Production Operations for Agents
Goal
Establish a continuous operational model that manages the inherent autonomy of agents, keeping them reliable, cost-effective, and safe as they interact with real-world users.
The Continuous Operational Loop
Unlike static services, agents require an integrated cycle of intervention:
1. Observe (The Sensory System)
Gain deep insight into the agent's internal "thought process" using three pillars:
- •Logs: Granular, factual records of every tool call, error, and decision.
- •Traces: Narrative threads that reveal the causal path of why an agent took a certain action.
- •Metrics: Aggregated reports on performance (latency), cost (token count), and operational health.

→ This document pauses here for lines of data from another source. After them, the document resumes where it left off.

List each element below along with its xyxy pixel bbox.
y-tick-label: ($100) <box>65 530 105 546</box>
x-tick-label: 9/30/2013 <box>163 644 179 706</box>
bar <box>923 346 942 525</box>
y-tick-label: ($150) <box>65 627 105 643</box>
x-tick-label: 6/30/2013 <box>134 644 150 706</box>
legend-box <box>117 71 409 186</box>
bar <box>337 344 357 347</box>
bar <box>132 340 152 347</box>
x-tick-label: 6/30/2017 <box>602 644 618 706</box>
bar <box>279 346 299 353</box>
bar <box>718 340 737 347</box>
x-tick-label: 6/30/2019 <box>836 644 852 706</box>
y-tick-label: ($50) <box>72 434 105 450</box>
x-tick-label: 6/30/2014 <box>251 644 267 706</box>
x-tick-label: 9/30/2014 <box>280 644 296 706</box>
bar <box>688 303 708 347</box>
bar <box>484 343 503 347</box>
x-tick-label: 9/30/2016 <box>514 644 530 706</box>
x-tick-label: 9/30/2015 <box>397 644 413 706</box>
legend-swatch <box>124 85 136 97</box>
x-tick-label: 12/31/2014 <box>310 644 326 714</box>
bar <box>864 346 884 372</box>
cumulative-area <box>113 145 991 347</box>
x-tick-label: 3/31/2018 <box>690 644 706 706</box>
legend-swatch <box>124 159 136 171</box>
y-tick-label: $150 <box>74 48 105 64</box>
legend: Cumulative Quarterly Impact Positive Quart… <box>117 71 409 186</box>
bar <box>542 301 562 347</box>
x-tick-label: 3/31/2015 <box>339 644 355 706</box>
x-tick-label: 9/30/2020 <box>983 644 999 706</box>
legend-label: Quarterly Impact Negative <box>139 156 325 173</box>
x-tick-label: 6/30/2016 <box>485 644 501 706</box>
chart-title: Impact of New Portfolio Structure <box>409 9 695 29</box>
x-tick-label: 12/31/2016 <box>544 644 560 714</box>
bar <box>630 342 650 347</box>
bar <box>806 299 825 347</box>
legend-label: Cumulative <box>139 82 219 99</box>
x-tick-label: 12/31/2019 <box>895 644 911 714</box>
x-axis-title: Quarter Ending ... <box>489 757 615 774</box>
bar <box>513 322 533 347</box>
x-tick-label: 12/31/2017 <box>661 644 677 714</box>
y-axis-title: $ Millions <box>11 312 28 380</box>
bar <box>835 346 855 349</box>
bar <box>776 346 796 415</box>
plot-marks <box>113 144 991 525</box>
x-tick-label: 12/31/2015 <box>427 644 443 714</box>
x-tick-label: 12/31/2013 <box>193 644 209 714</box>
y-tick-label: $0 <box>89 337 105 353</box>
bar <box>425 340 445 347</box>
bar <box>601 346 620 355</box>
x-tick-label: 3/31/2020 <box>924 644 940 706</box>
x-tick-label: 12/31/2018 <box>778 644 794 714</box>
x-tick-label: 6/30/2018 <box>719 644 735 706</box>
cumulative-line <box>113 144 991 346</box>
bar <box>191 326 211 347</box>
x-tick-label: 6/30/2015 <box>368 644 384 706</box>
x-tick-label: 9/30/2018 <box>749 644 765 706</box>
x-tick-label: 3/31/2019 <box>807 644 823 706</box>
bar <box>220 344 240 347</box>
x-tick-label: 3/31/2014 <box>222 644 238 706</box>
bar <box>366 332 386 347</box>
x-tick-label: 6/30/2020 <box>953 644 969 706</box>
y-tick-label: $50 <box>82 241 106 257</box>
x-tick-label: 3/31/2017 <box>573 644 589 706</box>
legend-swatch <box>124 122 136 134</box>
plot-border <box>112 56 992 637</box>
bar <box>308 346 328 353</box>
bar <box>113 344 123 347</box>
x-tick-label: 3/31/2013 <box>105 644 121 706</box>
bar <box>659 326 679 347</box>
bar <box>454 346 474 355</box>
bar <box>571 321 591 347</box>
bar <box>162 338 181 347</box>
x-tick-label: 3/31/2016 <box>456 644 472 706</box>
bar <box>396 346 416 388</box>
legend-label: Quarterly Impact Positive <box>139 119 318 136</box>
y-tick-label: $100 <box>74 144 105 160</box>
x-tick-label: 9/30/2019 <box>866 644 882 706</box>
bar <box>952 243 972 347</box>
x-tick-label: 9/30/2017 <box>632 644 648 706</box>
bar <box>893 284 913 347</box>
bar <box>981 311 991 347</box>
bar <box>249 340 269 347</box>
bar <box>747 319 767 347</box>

2. Act (Tactical Reflexes)
Real-time levers to stabilize the system:
- •Scaling: Decouple logic from state. Use stateless, containerized services with externalized state management (e.g., Vertex AI Agent Engine's session service) to scale horizontally.
- •Reliability: Implement automatic retries with exponential backoff for failed calls. Ensure tools are idempotent to prevent duplicate actions (like double-charging) during retries.

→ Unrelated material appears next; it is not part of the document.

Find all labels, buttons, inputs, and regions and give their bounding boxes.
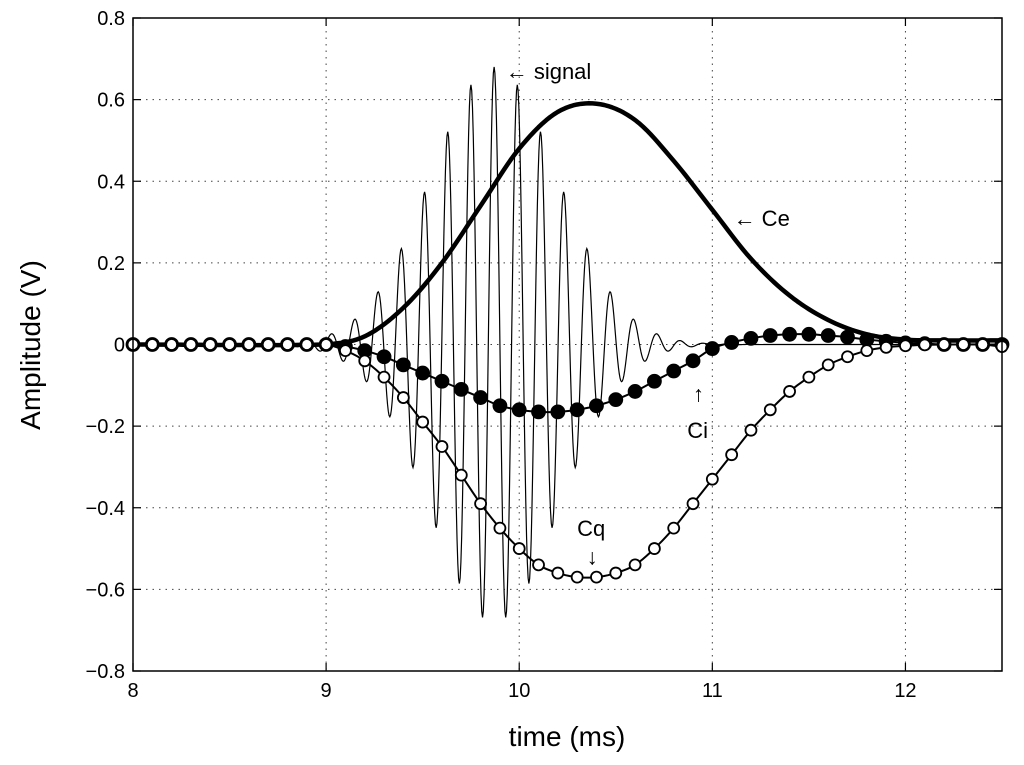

- •Security Containment: Use "circuit breakers" (feature flags) to instantly disable tools if a threat is detected.
3. Evolve (Strategic Improvement)
Proactively fix root causes identified in the "Observe" phase:
- •Data-Driven Refinement: Analyze production failures to create new, permanent test cases for your evaluation dataset.
- •Rapid Deployment: Use an automated CI/CD pipeline to commit refined prompts, new tools, or updated guardrails and deploy them in hours or days rather than months.
Optimization Levers
- •Speed: Work in parallel and use smaller, efficient models for routine tasks.
- •Cost: Shorten prompts, use cheaper models for easy steps, and batch requests where possible.
- •Granularity vs. Overhead: Set a lower default log level (INFO) in production and use dynamic sampling (e.g., trace 10% of successes but 100% of errors).